Eslava dice que la poesía se enamora de los jóvenes, yo creo que la muerte también lo hace, pero quizá es solo ilusión mía, de todas formas, como joven escritora siempre estoy enamorada. Encuentro nostalgia al pasar por el centro financiero, sublime selva de cemento, con aires de Palermo. Las palabras caen y las prosas se arman en un apretujado asiento del corredor, salpican esquejes de melancolía y finalizan con un: nunca estoy sobria en el centro de la ciudad.
Veo los carros pasar por el puente camino a San Bartolo, siento el deseo de escapar que se interrumpe por una llamada entrante, de esas que nunca es la ocasión para contestar.
Escucho las palabras que mi crónica mente medicada y mi terco corazón libertino no pueden entender.
-Tu hermana se está muriendo, tiene leucemia, tu papá se está volviendo loco, llámalo por favor.
Me inunda el deseo de perder la conciencia y desaparecer hasta que sea prudente volver, porque algo se ha abierto en mí, haciéndome débil y permitiendome sentir.
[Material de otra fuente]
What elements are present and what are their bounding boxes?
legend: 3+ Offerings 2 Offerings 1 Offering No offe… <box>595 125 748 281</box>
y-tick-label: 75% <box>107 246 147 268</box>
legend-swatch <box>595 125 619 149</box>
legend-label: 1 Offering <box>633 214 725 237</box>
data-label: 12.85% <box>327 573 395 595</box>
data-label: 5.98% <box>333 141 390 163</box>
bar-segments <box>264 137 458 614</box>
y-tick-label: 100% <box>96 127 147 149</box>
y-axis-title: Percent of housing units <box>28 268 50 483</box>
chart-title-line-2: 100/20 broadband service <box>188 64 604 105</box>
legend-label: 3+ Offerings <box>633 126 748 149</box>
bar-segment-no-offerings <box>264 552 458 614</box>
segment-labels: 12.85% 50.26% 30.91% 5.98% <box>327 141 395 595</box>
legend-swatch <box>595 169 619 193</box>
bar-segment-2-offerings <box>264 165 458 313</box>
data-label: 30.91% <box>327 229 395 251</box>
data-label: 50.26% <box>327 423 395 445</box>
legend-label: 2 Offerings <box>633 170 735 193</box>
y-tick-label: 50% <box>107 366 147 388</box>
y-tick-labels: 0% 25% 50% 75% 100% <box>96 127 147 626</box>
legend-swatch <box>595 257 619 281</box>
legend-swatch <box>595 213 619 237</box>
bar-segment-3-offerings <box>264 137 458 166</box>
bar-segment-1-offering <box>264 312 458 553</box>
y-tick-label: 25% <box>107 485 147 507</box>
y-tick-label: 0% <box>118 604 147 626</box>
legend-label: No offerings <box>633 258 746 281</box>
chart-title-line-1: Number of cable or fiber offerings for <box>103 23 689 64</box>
Voy a la Molina con la incógnita que no puedo procesar, llamar a papá para intentar recuperar algo que hace mucho tiempo perdí o drogarme hasta que al despertar deje de doler.
La vida es tan frágil como mi núcleo familiar y a la muerte nunca la entendí (pero mi niña, como tu hermana te digo: dame tus dolores que yo podré con ellos, y pásame la asechanza de la muerte que yo cederé ante ella), aún así, no me parece egoísta enterrar 3 metros bajo tierra mis plaquetas y leucocitos en dudoso estado.